Think of this as a version of Howard Zinn’s landmark 1980 publication A People’s History of the United States. Like Zinn’s book, this doco gives voice to the forgotten people, the ones forcibly removed both from the pages of history and from the land (in the case of one confused Fijian/Indian girl in the ‘70s) by that old paragon of British Imperialism, the White Australia Policy. Long before anyone here had slurped a pho, gorged a pizza or regretted a kebab our Prime Minister, Billy Hughes, could be found lecturing world leaders at the 1919 Paris Peace Conference that no way would he support a racial equality clause and fat bloody chance he’d let any of those wily Japanese past our borders.

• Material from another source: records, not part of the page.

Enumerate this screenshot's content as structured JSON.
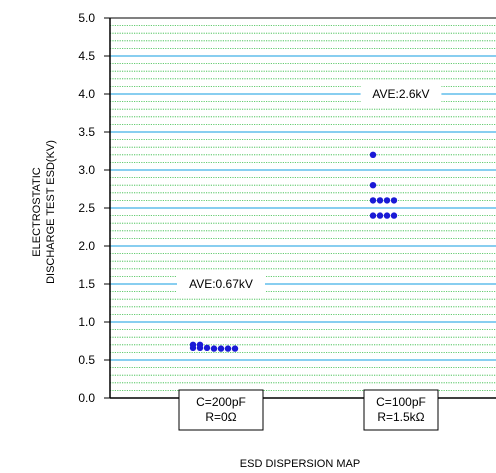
{
  "chart_data": {
    "type": "scatter",
    "ylabel_lines": [
      "ELECTROSTATIC",
      "DISCHARGE TEST ESD(KV)"
    ],
    "caption": "ESD DISPERSION MAP",
    "ylim": [
      0,
      5
    ],
    "yticks": [
      "0.0",
      "0.5",
      "1.0",
      "1.5",
      "2.0",
      "2.5",
      "3.0",
      "3.5",
      "4.0",
      "4.5",
      "5.0"
    ],
    "minor_grid_step": 0.1,
    "major_grid_step": 0.5,
    "grid": true,
    "colors": {
      "points": "#1a1ad6",
      "major_grid": "#40b0e8",
      "minor_grid": "#33bb44"
    },
    "categories": [
      {
        "lines": [
          "C=200pF",
          "R=0Ω"
        ]
      },
      {
        "lines": [
          "C=100pF",
          "R=1.5kΩ"
        ]
      }
    ],
    "annotations": [
      {
        "text": "AVE:0.67kV",
        "category": 0,
        "y": 1.5
      },
      {
        "text": "AVE:2.6kV",
        "category": 1,
        "y": 4.0
      }
    ],
    "series": [
      {
        "category": 0,
        "points": [
          {
            "offset": 0,
            "y": 0.7
          },
          {
            "offset": 0,
            "y": 0.66
          },
          {
            "offset": 1,
            "y": 0.7
          },
          {
            "offset": 1,
            "y": 0.66
          },
          {
            "offset": 2,
            "y": 0.66
          },
          {
            "offset": 3,
            "y": 0.65
          },
          {
            "offset": 4,
            "y": 0.65
          },
          {
            "offset": 5,
            "y": 0.65
          },
          {
            "offset": 6,
            "y": 0.65
          }
        ]
      },
      {
        "category": 1,
        "points": [
          {
            "offset": 0,
            "y": 3.2
          },
          {
            "offset": 0,
            "y": 2.8
          },
          {
            "offset": 0,
            "y": 2.6
          },
          {
            "offset": 1,
            "y": 2.6
          },
          {
            "offset": 2,
            "y": 2.6
          },
          {
            "offset": 3,
            "y": 2.6
          },
          {
            "offset": 0,
            "y": 2.4
          },
          {
            "offset": 1,
            "y": 2.4
          },
          {
            "offset": 2,
            "y": 2.4
          },
          {
            "offset": 3,
            "y": 2.4
          }
        ]
      }
    ]
  }
}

Nearly a century later, politicians at the highest level seem to be reading from the same noxious script.
For three quarters of a century, it was an immigration policy supported by both sides of politics that doggedly strived to ensure Australia remained as homogonous as possible. The land of opportunity… So long as you were white. A few rabble-rousers (Charles Perkins) attacked the edifice, but the institutional strength of ‘white’ Australia was near indomitable. Yet cracks were appearing. Menzies tried to stem the flow with the Colombo Plan, the first mass advertising campaign promoting Australia as a great, not really racist country. It failed. Whitlam said he cared, but the figures and facts suggest otherwise. It was Fraser who reversed the rot and welcomed thousands of fleeing Vietnamese. One of the reasons he is hated by the new generation of conservatives. Says it all really.
But history is contestable. And there are large swathes of our populace longing for days of yore; a mythical place that never even existed, as Immigration Nation makes so plainly clear. Riveting, angry and essential stuff.